From his parents’ house, Petros went right to work. The day guard was leaving at ten in the evening. There was some time left, but Petros wanted to question him on the details of the job. Arium could be seen from far away, raising its columns above the ground, above the sea, above everything. Driving along the roadway in his old Fiat, Petros admired (for the thousandth time) the grandeur of the ancient city that the Romans had erected on the hill. There was a fault line under Arium. When he drove up to the museum parking, it had gotten completely dark. The black of the sky was spangled with glittering stars and cicadas were chirring in the grass. The Mediterranean Sea rustled softly below. Petros deeply breathed in the rich air of the summer Cyprian night, took his bag out of the car and headed for the guard’s house. He had put on the uniform at his parent’s and now, he was walking leisurely, examining his looks with a censorious eye—whether he had crumpled his jacket or mucked his pants. Everything was ‘just the ticket’. The barrier was down, only the side passage remained open, and Petros entered the territory of Arium through it.

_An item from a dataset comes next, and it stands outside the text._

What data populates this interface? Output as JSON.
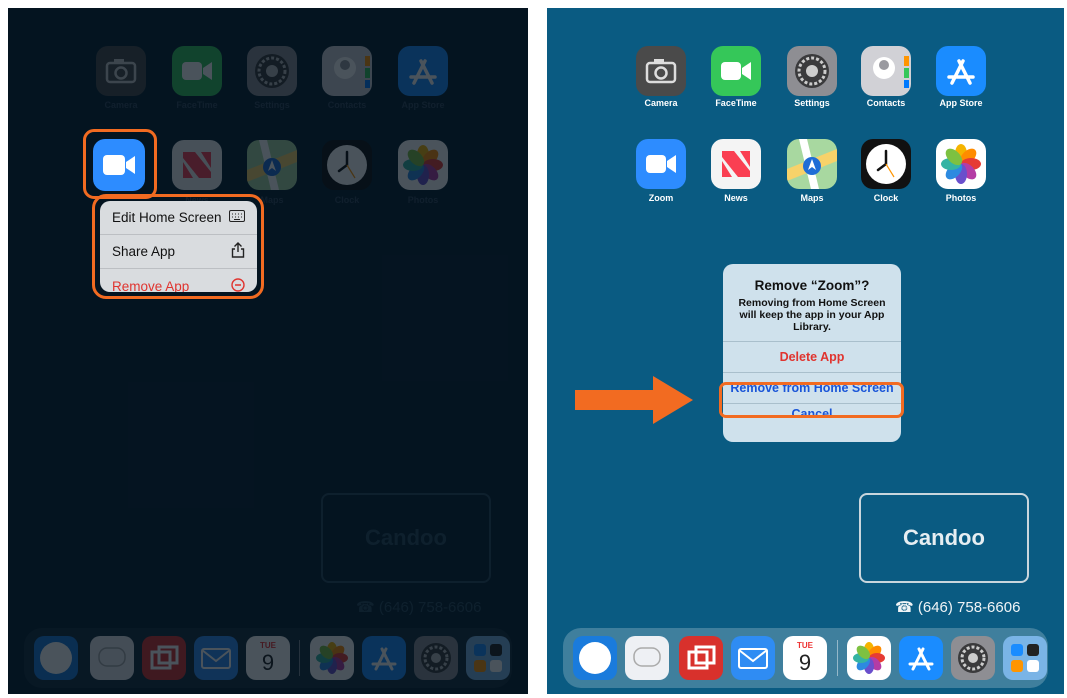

The day guard was an affable guy named Yanis, almost the same age as Petros. Yanis had known Petros would be the new night guard. Upon shaking hands with Petros, Yanis offered him coffee with loukoumades—sweet Cyprian doughnuts.
Take a seat, Petros, and have some coffee and doughnuts with me.
Thank you, I don’t have a sweet tooth, but I could do with some coffee.
Petros sat down on the chair beside him.